Pearl Jam worked out the bugs on 'Mt. Baker Theatre 5/10/00'
By NICK TAVARES
STATIC and FEEDBACK Editor
“Thank you, Mt. Baker. What a fucking dump. It’s the nicest practice place we’ve ever had, actually.”
And it’s in this practice dump (in reality, the ornate Mt. Baker Theatre in northern Washington) where we find Pearl Jam, tuning up before setting out for what would eventually be the hardest six months they’d ever spent on the road.
Mt. Baker Theatre, Bellingham, WA, 5/10/00 is the fourth in the band’s Vault live album series, and presents the complete first show (save for “Dead Man,” which was removed reasons unknown) of that year. This was one of two warm-up shows before setting out to Europe for the first leg of their 2000 tour, so fittingly most of the set comes from Binaural — 10 of that record’s 13 songs are present here, including the first seven songs of the night. And there’s a little unease in some of the songs. “Light Years” has an ever-so-slightly extended introduction before falling into an arrangement that closely matches its Binaural counterpart. Later, it would grow to have a more authoritative drum introduction.
It’s also interesting to hear the audience react to the new material. Early on, “Nothing as it Seems” is given a huge response — it was the first single released ahead of Binaural, and it likely would have been one of the few new songs fans knew beforehand. It’s current status is as a rarely played cult favorite, but here it’s a rousing crowd pleaser. The band went through a battle with Epic to have “Nothing as it Seems” stand as the first single, so the rapturous response must have felt like something of a victory to the band at the time.
But this is also a rock show, and the party vibe and intensity jumps considerably when the band switches from “Thin Air” to the raucous “Do the Evolution.” The vibe loosens considerably from there, with a chatty Vedder setting up the first live reading of “Insignificance” and an improv in the first encore leading into a thundering version of “Go” that’s light on the actual lyrics, but punches right on the riffs.

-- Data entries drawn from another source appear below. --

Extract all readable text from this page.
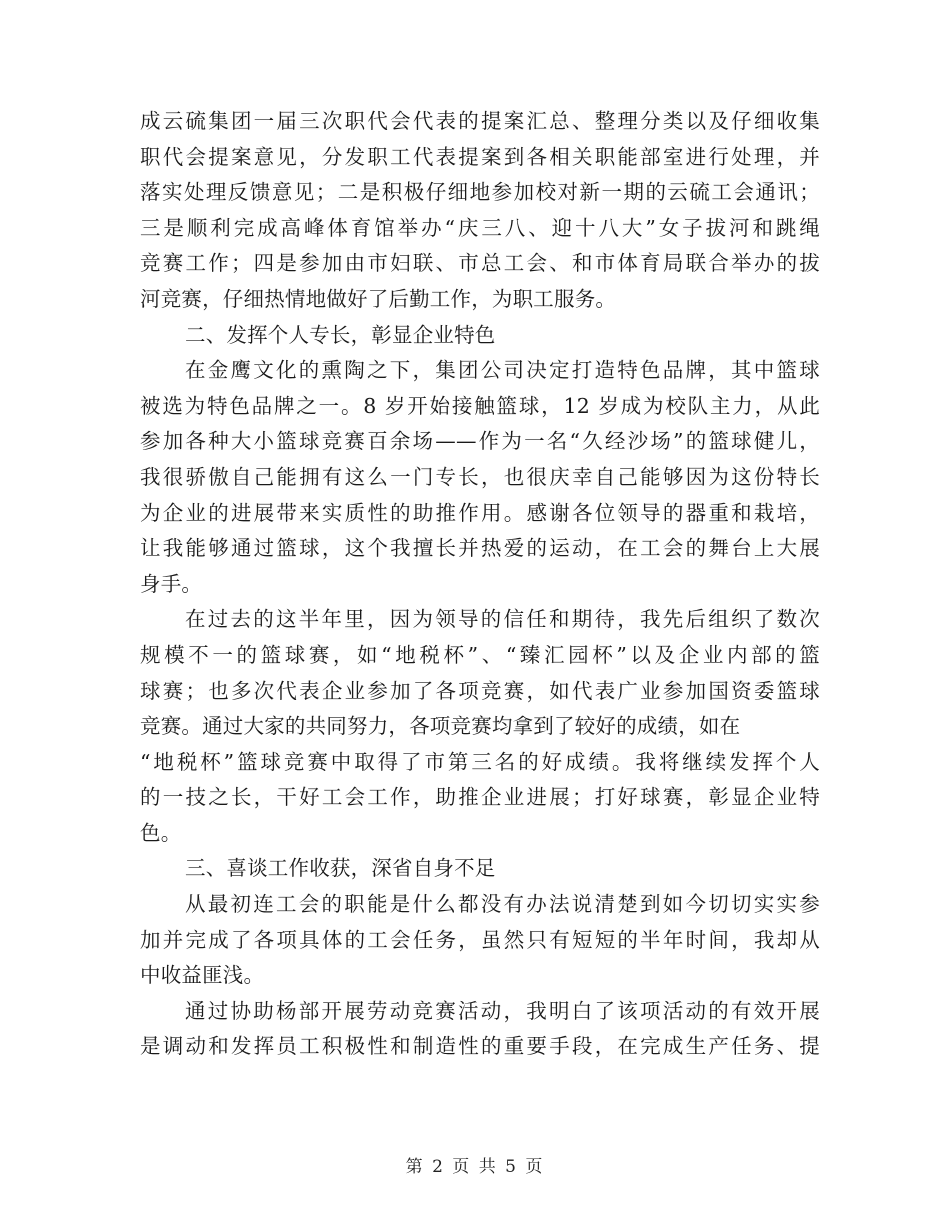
成云硫集团一届三次职代会代表的提案汇总、整理分类以及仔细收集
职代会提案意见，分发职工代表提案到各相关职能部室进行处理，并
落实处理反馈意见；二是积极仔细地参加校对新一期的云硫工会通讯；
三是顺利完成高峰体育馆举办“庆三八、迎十八大”女子拔河和跳绳
竞赛工作；四是参加由市妇联、市总工会、和市体育局联合举办的拔
河竞赛，仔细热情地做好了后勤工作，为职工服务。
二、发挥个人专长，彰显企业特色
在金鹰文化的熏陶之下，集团公司决定打造特色品牌，其中篮球
被选为特色品牌之一。8 岁开始接触篮球，12 岁成为校队主力，从此
参加各种大小篮球竞赛百余场——作为一名“久经沙场”的篮球健儿，
我很骄傲自己能拥有这么一门专长，也很庆幸自己能够因为这份特长
为企业的进展带来实质性的助推作用。感谢各位领导的器重和栽培，
让我能够通过篮球，这个我擅长并热爱的运动，在工会的舞台上大展
身手。
在过去的这半年里，因为领导的信任和期待，我先后组织了数次
规模不一的篮球赛，如“地税杯”、“臻汇园杯”以及企业内部的篮
球赛；也多次代表企业参加了各项竞赛，如代表广业参加国资委篮球
竞赛。通过大家的共同努力，各项竞赛均拿到了较好的成绩，如在
“地税杯”篮球竞赛中取得了市第三名的好成绩。我将继续发挥个人
的一技之长，干好工会工作，助推企业进展；打好球赛，彰显企业特
色。
三、喜谈工作收获，深省自身不足
从最初连工会的职能是什么都没有办法说清楚到如今切切实实参
加并完成了各项具体的工会任务，虽然只有短短的半年时间，我却从
中收益匪浅。
通过协助杨部开展劳动竞赛活动，我明白了该项活动的有效开展
是调动和发挥员工积极性和制造性的重要手段，在完成生产任务、提
第 2 页 共 5 页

Therein lies the rust the band was still shaking. Save for a couple of acoustic 1999 appearances at Neil Young’s Bridge School Benefit, Pearl Jam hadn’t played live for the better part of 18 months. At their best on stage, they’re a loose-but-tight ensemble, casual enough to roll with the punches but wound-up to veer off wherever necessary. That vibe would be captured well enough on the following European jaunt (famously documented on 25 subsequent double-disc live albums), and the seed of that is apparent here.
This is the beginning of Pearl Jam’s transition from simply a very well-rehearsed and energetic live band they’d been before 2000 to the much more adventurous group they’d become night after night. Two-hour sets were still the norm and three-hour nights were for special occasions. Songs weren’t as stretched out as they’d become, though “Daughter” gets an extended “Hold On” improv tag here. Eddie Vedder also isn’t nearly as conversational as he is today. But the setlists were already changing nightly, and everything was on the table. That’s the feeling the band presents on this night.
New challenges would present themselves when they came back to North America following the horrifying conclusion of their stay in Europe, of course. Their appearance at Denmark’s Roskilde Festival ended in horror when nine fans were crushed to death in front of the stage, leading the band to cancel the rest of their dates and rethinking everything before playing live again.
This night, then, finds the band before that weight came down. It’s five musicians peeking back out from behind the curtain, ready to take the music out before the masses with only that music to fret about. It’s not perfect, it’s practice.